The nano version scatters less visible light which cuts down white case and gives a lighter, more wearable texture.
Another thing worth understanding about formulation:
Uncoated ZO has some inherent photocatalytic activity. This just means it can generate reactive oxygen species under UV. It's exactly why cosmetic-grade ZO is almost always surface-coated; this coating suppresses that reactivity and improves how the powder disperses and feels.
A well-formulated coated ZO largely sidesteps this issue.
Zinc Oxide is commonly used anywhere from 10% up to the regulatory maximum in sunscreens (25%).
Mineral-only broad-spectrum products often land in the 15-25% range to hit higher SPF and UVA values. Keep in mind SPF performance depends heavily on particle size, dispersion, and the rest of the formula, and not just the percentage.
As an OTC skin protectant like diaper creams, ZO typically runs higher at roughly 10-40%.
This ingredient is generally easy to work with and doesn't photodegrade.
The only thing to know is that uncoated ZO can be a bit reactive in a formula.
Under UV, it can break down sensitive ingredients like other actives or UV filters. This is another reason coated versions are standard. ZO can also react with very acidic ingredients or throw off stability of some creams. A good formula will get around this with the right coatings and dispersion.
The EU's Scientific Committee on Consumer Safety has concluded that ZO nanoparticles "can be considered to not pose any risk of adverse effects in humans after application on healthy, intact or sunburnt skin".

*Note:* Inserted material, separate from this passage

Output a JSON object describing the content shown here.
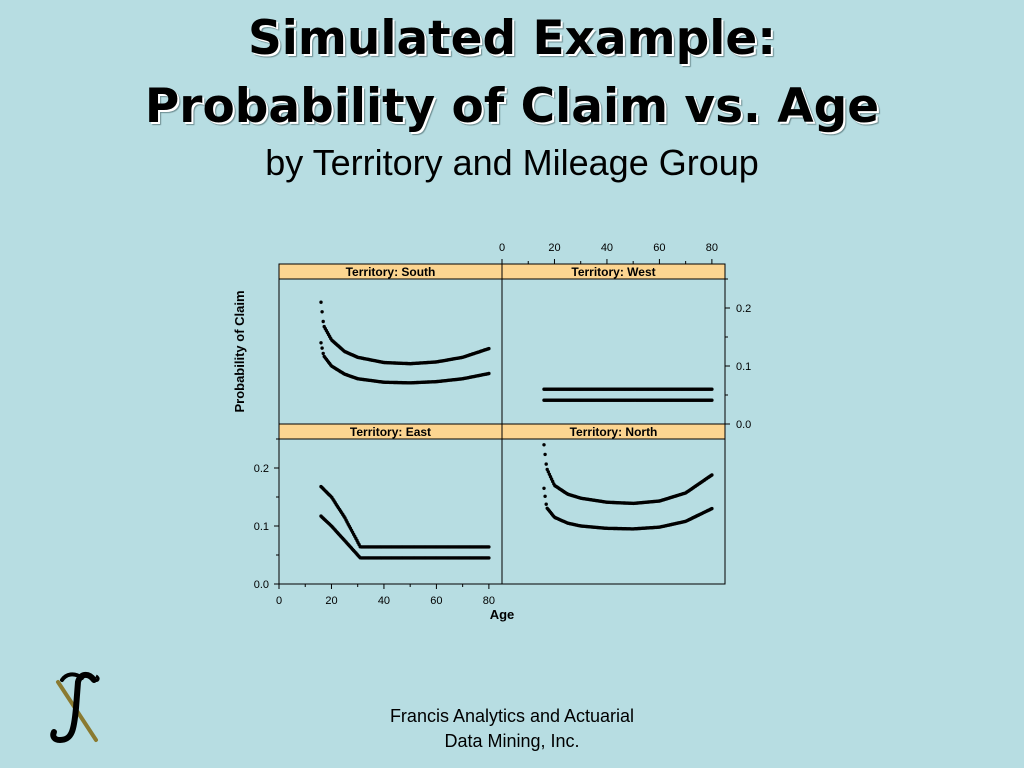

You might hear that ZO is "toxic"; this is because an in-vitro (test tube) study suggested micronized ZO had potential phototoxicity. In vivo (human) investigations have disputed this and the results have come back reassuring.

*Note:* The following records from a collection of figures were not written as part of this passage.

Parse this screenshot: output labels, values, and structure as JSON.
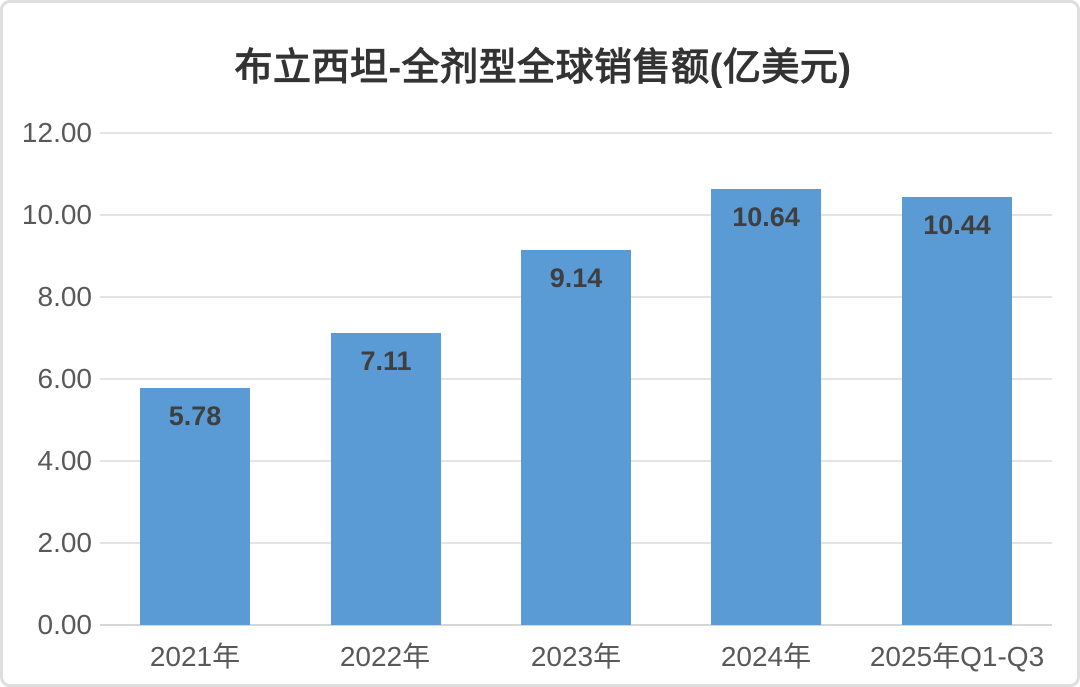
{
  "chart_data": {
    "type": "bar",
    "title": "布立西坦-全剂型全球销售额(亿美元)",
    "categories": [
      "2021年",
      "2022年",
      "2023年",
      "2024年",
      "2025年Q1-Q3"
    ],
    "values": [
      5.78,
      7.11,
      9.14,
      10.64,
      10.44
    ],
    "value_labels": [
      "5.78",
      "7.11",
      "9.14",
      "10.64",
      "10.44"
    ],
    "xlabel": "",
    "ylabel": "",
    "ylim": [
      0,
      12
    ],
    "yticks": [
      0,
      2,
      4,
      6,
      8,
      10,
      12
    ],
    "ytick_labels": [
      "0.00",
      "2.00",
      "4.00",
      "6.00",
      "8.00",
      "10.00",
      "12.00"
    ],
    "grid": true,
    "legend_position": "none",
    "colors": {
      "bar": "#5B9BD5",
      "value_label": "#3F3F3F",
      "axis_text": "#595959",
      "gridline": "#E4E4E4",
      "axis_line": "#D6D6D6",
      "title": "#333333",
      "background": "#FFFFFF",
      "frame_border": "#DEDEDE"
    }
  }
}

So does ZO penetrate skin? The short answer is no, not in any way that matters.
The most relevant evidence comes from real-world human studies: in one, volunteers applied ZO nanoparticle sunscreen hourly for six hours and daily for five days. The advanced imaging showed the particles stayed on the surface and never reached the living epidermis, and no cellular toxicity was found.
Other in-vivo and ex-vivo work agree; ZO nanoparticles don't cross the stratum corneum, even on flexed, massaged, or barrier-impaired skin.
A small amount of solubilized zinc ions can dissolve off the particles and enter the upper skin. But the quantities are tiny compared to the zinc already naturally present in your body, and studies haven't found this to cause local toxicity.
The sunscreen bans you've heard of (like Hawaii's) are aimed at two chemical filters, Oxybenzone and Octinoxate. ZO itself it not banned and is often recommended instead.
So far, there's no solid evidence that any form of ZO harms reefs. It is an ongoing and active area of study, and worth keeping an eye on.
If you're traveling somewhere with these rules, a non-nano mineral sunscreen is the safe bet.